Осадные страдания начали потихоньку подтачивать дух парижан. Установили хлебный паек: 300 граммов для взрослых, 150 граммов для детей.
При этом известии глухая ярость овладела народом. Женщины хранили мужественное спокойствие, а мужчины озлобились. То и дело вспыхивали ссоры, становившиеся все острее; одни стремились к войне до победного конца, другие — к миру.
Однажды, когда я вошла в комнату Франца Майера и принесла ему еду, он разъярился до смешного, бросив свою курицу на пол и заявив, что не желает больше ничего есть, совсем ничего, так как его обманули, сказав, что парижане сдадутся, не протянув и двух дней, а вот уже семнадцать дней, как он в госпитале, и ему все еще дают курицу.
Он не знал, бедняга, что в самом начале осады я купила сорок кур и шесть гусей, которых держала в своей туалетной комнате на Римской улице. О, моя туалетная комната выглядела прекрасно!.. Но Францу я внушала, что в Париже полно кур, уток, гусей и прочей двуногой живности.
Между тем обстрел продолжался. И однажды ночью мне пришлось перенести всех больных в подвалы «Одеона», ибо в тот момент, когда госпожа Герар помогала одному раненому лечь в постель, на эту самую постель, между ней и офицером, упал снаряд. Я до сих пор содрогаюсь при мысли о том, что тремя минутами позже несчастного человека, улегшегося на кровать, убило бы, хотя снаряд и не разорвался.
Однако мы не могли долго оставаться в подвалах. Поднималась вода, да и крысы нас изрядно мучили. Поэтому я решила перевести госпиталь в другое место, а самых тяжелых отправила в Валь-де-Грас. У себя я оставила человек двадцать выздоравливающих. Чтобы устроить их, я сняла огромную пустующую квартиру на улице Тебу, 58. И там дождалась перемирия. Меня одолевала смертельная тревога. От своих я уже давно не получала никаких вестей. Я перестала спать. От меня осталась одна тень.
Жюлю Фавру[1] было поручено вести переговоры с Бисмарком. Ах, эти два дня предварительных переговоров были для осажденных самыми тревожными. Ходили невероятные слухи о безумных, непомерных требованиях немцев, которые не проявляли особой нежности к побежденным. Потом наступил момент всеобщего замешательства: стало известно, что придется выплачивать двести миллионов, причем сразу, немедленно, а финансовые дела находились в таком плачевном состоянии, что мы содрогались при мысли, что не удастся собрать эти двести миллионов.

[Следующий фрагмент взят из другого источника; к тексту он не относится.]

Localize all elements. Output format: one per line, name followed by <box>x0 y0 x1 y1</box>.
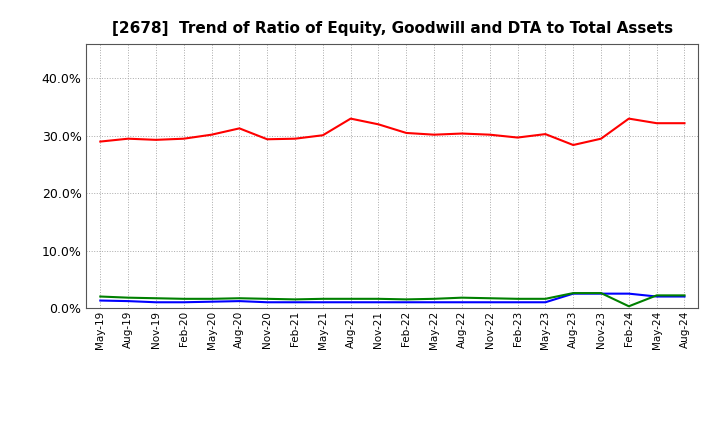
Deferred Tax Assets <box>124 295 132 301</box>
Equity <box>263 137 271 142</box>
Goodwill <box>152 300 161 305</box>
Line: Deferred Tax Assets: Deferred Tax Assets <box>100 293 685 306</box>
Line: Goodwill: Goodwill <box>100 293 685 302</box>
Goodwill <box>124 298 132 304</box>
Deferred Tax Assets <box>541 296 550 301</box>
Goodwill <box>458 300 467 305</box>
Deferred Tax Assets <box>513 296 522 301</box>
Equity <box>430 132 438 137</box>
Equity <box>374 122 383 127</box>
Goodwill <box>318 300 327 305</box>
Goodwill <box>624 291 633 296</box>
Goodwill <box>96 298 104 303</box>
Goodwill <box>291 300 300 305</box>
Deferred Tax Assets <box>152 296 161 301</box>
Goodwill <box>402 300 410 305</box>
Title: [2678]  Trend of Ratio of Equity, Goodwill and DTA to Total Assets: [2678] Trend of Ratio of Equity, Goodwil… <box>112 21 673 36</box>
Goodwill <box>235 298 243 304</box>
Goodwill <box>569 291 577 296</box>
Goodwill <box>485 300 494 305</box>
Goodwill <box>263 300 271 305</box>
Deferred Tax Assets <box>179 296 188 301</box>
Goodwill <box>597 291 606 296</box>
Deferred Tax Assets <box>235 296 243 301</box>
Deferred Tax Assets <box>374 296 383 301</box>
Equity <box>680 121 689 126</box>
Deferred Tax Assets <box>96 294 104 299</box>
Line: Equity: Equity <box>100 119 685 145</box>
Goodwill <box>513 300 522 305</box>
Goodwill <box>207 299 216 304</box>
Equity <box>485 132 494 137</box>
Equity <box>597 136 606 141</box>
Equity <box>402 130 410 136</box>
Deferred Tax Assets <box>569 290 577 296</box>
Deferred Tax Assets <box>458 295 467 301</box>
Equity <box>569 143 577 148</box>
Deferred Tax Assets <box>318 296 327 301</box>
Goodwill <box>346 300 355 305</box>
Goodwill <box>374 300 383 305</box>
Goodwill <box>680 294 689 299</box>
Equity <box>541 132 550 137</box>
Equity <box>513 135 522 140</box>
Equity <box>346 116 355 121</box>
Goodwill <box>652 294 661 299</box>
Goodwill <box>430 300 438 305</box>
Equity <box>652 121 661 126</box>
Deferred Tax Assets <box>624 304 633 309</box>
Deferred Tax Assets <box>597 290 606 296</box>
Deferred Tax Assets <box>291 297 300 302</box>
Deferred Tax Assets <box>652 293 661 298</box>
Equity <box>152 137 161 143</box>
Goodwill <box>541 300 550 305</box>
Equity <box>124 136 132 141</box>
Equity <box>291 136 300 141</box>
Equity <box>96 139 104 144</box>
Goodwill <box>179 300 188 305</box>
Deferred Tax Assets <box>680 293 689 298</box>
Deferred Tax Assets <box>263 296 271 301</box>
Equity <box>458 131 467 136</box>
Equity <box>318 132 327 138</box>
Deferred Tax Assets <box>346 296 355 301</box>
Deferred Tax Assets <box>485 296 494 301</box>
Deferred Tax Assets <box>207 296 216 301</box>
Equity <box>235 126 243 131</box>
Deferred Tax Assets <box>430 296 438 301</box>
Equity <box>624 116 633 121</box>
Equity <box>179 136 188 141</box>
Deferred Tax Assets <box>402 297 410 302</box>
Equity <box>207 132 216 137</box>
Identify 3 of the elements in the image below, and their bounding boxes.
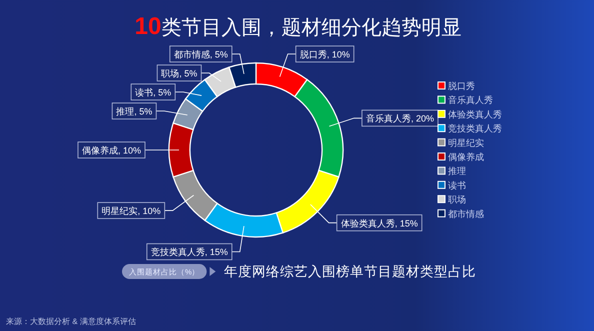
subtitle: 年度网络综艺入围榜单节目题材类型占比 bbox=[224, 264, 476, 279]
title: 10类节目入围，题材细分化趋势明显 bbox=[134, 13, 462, 40]
source: 来源：大数据分析 & 满意度体系评估 bbox=[6, 317, 136, 326]
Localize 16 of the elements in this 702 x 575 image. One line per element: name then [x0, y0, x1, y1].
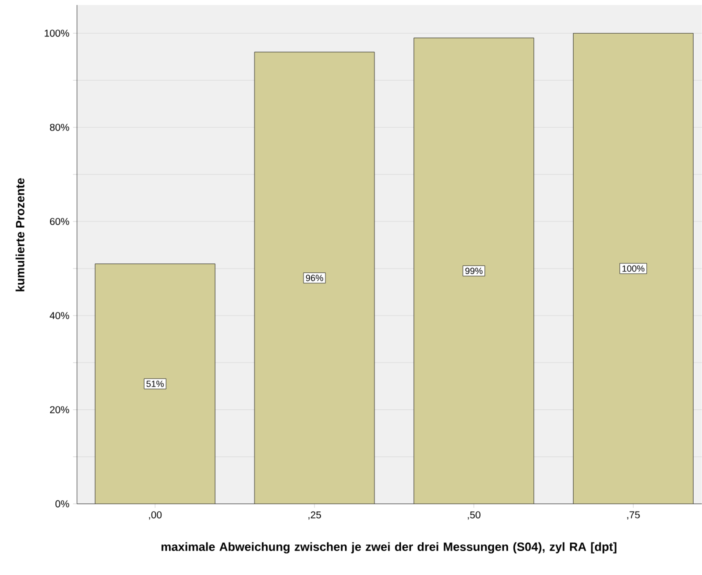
y-tick-label: 0%: [55, 500, 70, 508]
x-tick-label: ,25: [308, 511, 321, 520]
y-axis-title: kumulierte Prozente: [16, 178, 24, 292]
x-axis-title: maximale Abweichung zwischen je zwei der drei Messungen (S04), zyl RA [dpt]: [162, 542, 616, 554]
x-tick-label: ,00: [149, 511, 162, 520]
y-tick-label: 80%: [50, 124, 70, 131]
y-tick-label: 100%: [44, 30, 70, 37]
data-label: 96%: [306, 274, 324, 282]
y-tick-label: 60%: [50, 218, 70, 226]
x-tick-label: ,75: [627, 511, 640, 520]
data-label: 51%: [146, 380, 164, 388]
data-label: 99%: [465, 268, 483, 274]
x-tick-label: ,50: [468, 511, 480, 520]
y-tick-label: 40%: [50, 312, 70, 320]
y-tick-label: 20%: [50, 406, 70, 414]
data-label: 100%: [622, 265, 644, 272]
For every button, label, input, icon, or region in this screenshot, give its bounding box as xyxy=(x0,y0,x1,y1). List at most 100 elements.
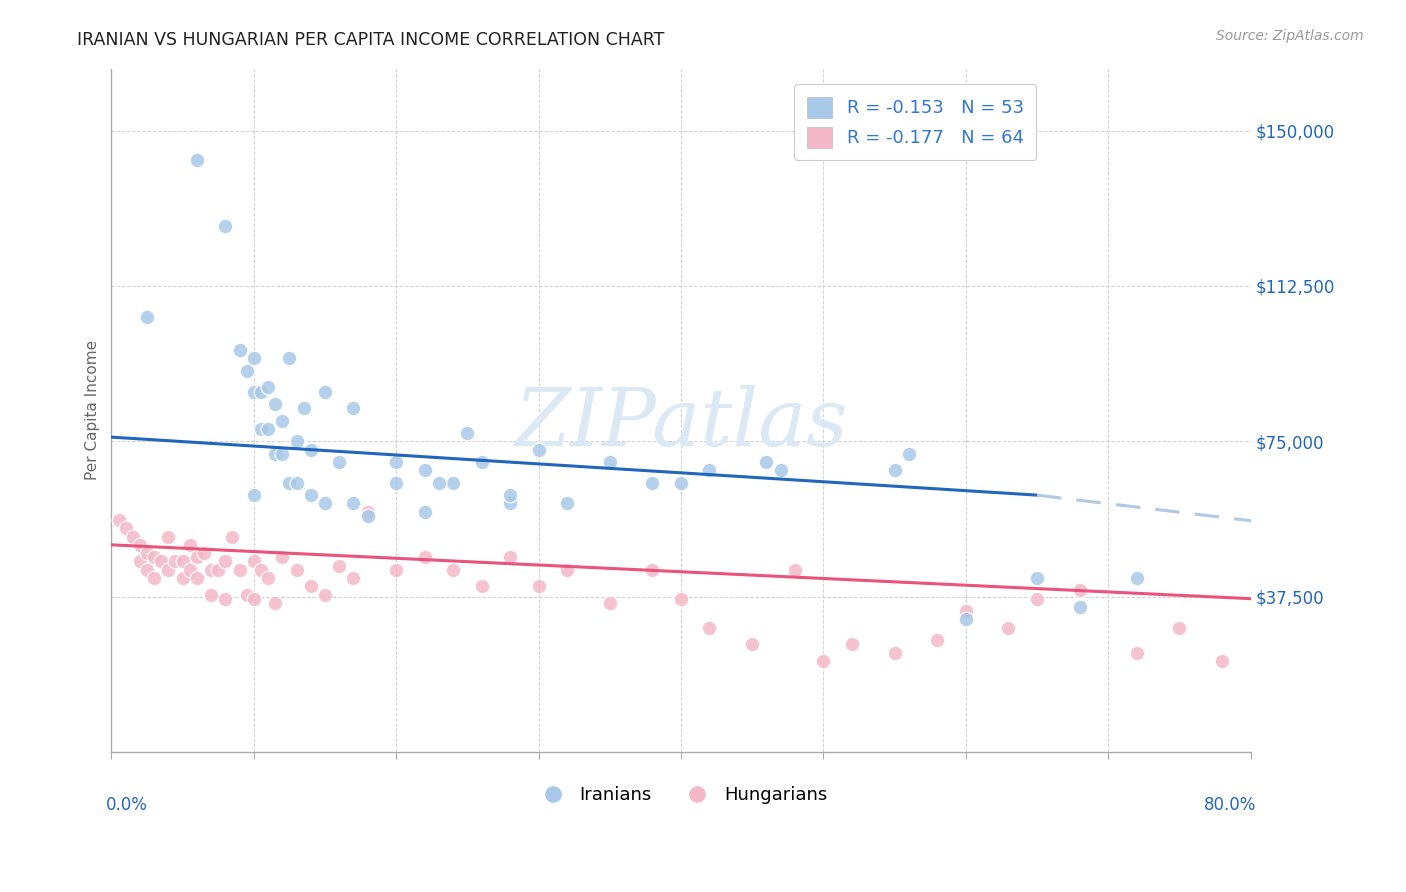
Point xyxy=(527,442,550,457)
Text: ZIPatlas: ZIPatlas xyxy=(515,385,848,463)
Point xyxy=(264,447,287,461)
Point xyxy=(342,401,364,416)
Point xyxy=(813,654,835,668)
Point xyxy=(385,563,408,577)
Point xyxy=(179,563,201,577)
Point xyxy=(186,550,208,565)
Text: IRANIAN VS HUNGARIAN PER CAPITA INCOME CORRELATION CHART: IRANIAN VS HUNGARIAN PER CAPITA INCOME C… xyxy=(77,31,665,49)
Point xyxy=(456,425,478,440)
Point xyxy=(413,463,436,477)
Text: 0.0%: 0.0% xyxy=(105,797,148,814)
Point xyxy=(342,496,364,510)
Point xyxy=(328,455,350,469)
Point xyxy=(221,530,243,544)
Point xyxy=(328,558,350,573)
Point xyxy=(314,384,336,399)
Point xyxy=(235,588,257,602)
Point xyxy=(841,637,863,651)
Point xyxy=(228,563,250,577)
Point xyxy=(427,475,450,490)
Point xyxy=(1125,646,1147,660)
Point xyxy=(278,351,301,366)
Point xyxy=(669,475,692,490)
Point xyxy=(299,579,322,593)
Point xyxy=(413,505,436,519)
Point xyxy=(214,219,236,233)
Point xyxy=(1069,599,1091,614)
Text: Source: ZipAtlas.com: Source: ZipAtlas.com xyxy=(1216,29,1364,43)
Point xyxy=(186,153,208,167)
Point xyxy=(271,550,294,565)
Point xyxy=(299,442,322,457)
Point xyxy=(257,380,280,394)
Point xyxy=(136,310,159,324)
Point xyxy=(927,633,949,648)
Point xyxy=(741,637,763,651)
Point xyxy=(121,530,143,544)
Point xyxy=(342,571,364,585)
Point xyxy=(699,621,721,635)
Point xyxy=(555,563,578,577)
Point xyxy=(257,422,280,436)
Point xyxy=(883,463,905,477)
Point xyxy=(257,571,280,585)
Point xyxy=(669,591,692,606)
Point xyxy=(150,554,173,568)
Point xyxy=(897,447,920,461)
Point xyxy=(314,496,336,510)
Point xyxy=(128,554,150,568)
Point xyxy=(165,554,187,568)
Point xyxy=(207,563,229,577)
Point xyxy=(143,571,166,585)
Point xyxy=(243,351,266,366)
Point xyxy=(499,496,522,510)
Point xyxy=(555,496,578,510)
Point xyxy=(243,591,266,606)
Point xyxy=(755,455,778,469)
Point xyxy=(1125,571,1147,585)
Point xyxy=(136,546,159,560)
Point xyxy=(172,554,194,568)
Point xyxy=(441,563,464,577)
Point xyxy=(250,563,273,577)
Point xyxy=(527,579,550,593)
Point xyxy=(385,475,408,490)
Point xyxy=(235,364,257,378)
Point xyxy=(278,475,301,490)
Point xyxy=(285,475,308,490)
Point xyxy=(357,505,380,519)
Point xyxy=(783,563,806,577)
Point xyxy=(499,550,522,565)
Point xyxy=(471,579,494,593)
Point xyxy=(955,612,977,626)
Point xyxy=(1026,571,1049,585)
Point xyxy=(641,475,664,490)
Point xyxy=(471,455,494,469)
Point xyxy=(955,604,977,618)
Point xyxy=(179,538,201,552)
Point xyxy=(441,475,464,490)
Point xyxy=(299,488,322,502)
Point xyxy=(1168,621,1191,635)
Point xyxy=(292,401,315,416)
Point xyxy=(200,563,222,577)
Point xyxy=(499,488,522,502)
Point xyxy=(243,554,266,568)
Point xyxy=(285,434,308,449)
Point xyxy=(128,538,150,552)
Text: 80.0%: 80.0% xyxy=(1204,797,1256,814)
Point xyxy=(214,591,236,606)
Point xyxy=(143,550,166,565)
Point xyxy=(250,384,273,399)
Y-axis label: Per Capita Income: Per Capita Income xyxy=(86,340,100,480)
Point xyxy=(214,554,236,568)
Point xyxy=(228,343,250,358)
Point xyxy=(193,546,215,560)
Point xyxy=(186,571,208,585)
Point xyxy=(1026,591,1049,606)
Point xyxy=(264,596,287,610)
Point xyxy=(172,571,194,585)
Point xyxy=(599,596,621,610)
Point xyxy=(200,588,222,602)
Point xyxy=(157,530,180,544)
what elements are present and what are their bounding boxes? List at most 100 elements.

Барон Альфонс де Ротшильд, запертый в Париже вместе с женой и братьями, поставил свою подпись в виде гарантии на эти двести миллионов. Этот благородный жест был очень скоро забыт. Находятся даже такие, кто вовсе отрицает его. Ах, сколь унизительна для цивилизованного человечества неблагодарность толпы! Ибо неблагодарность — это зло белых народов, как говорил один краснокожий, и он был прав.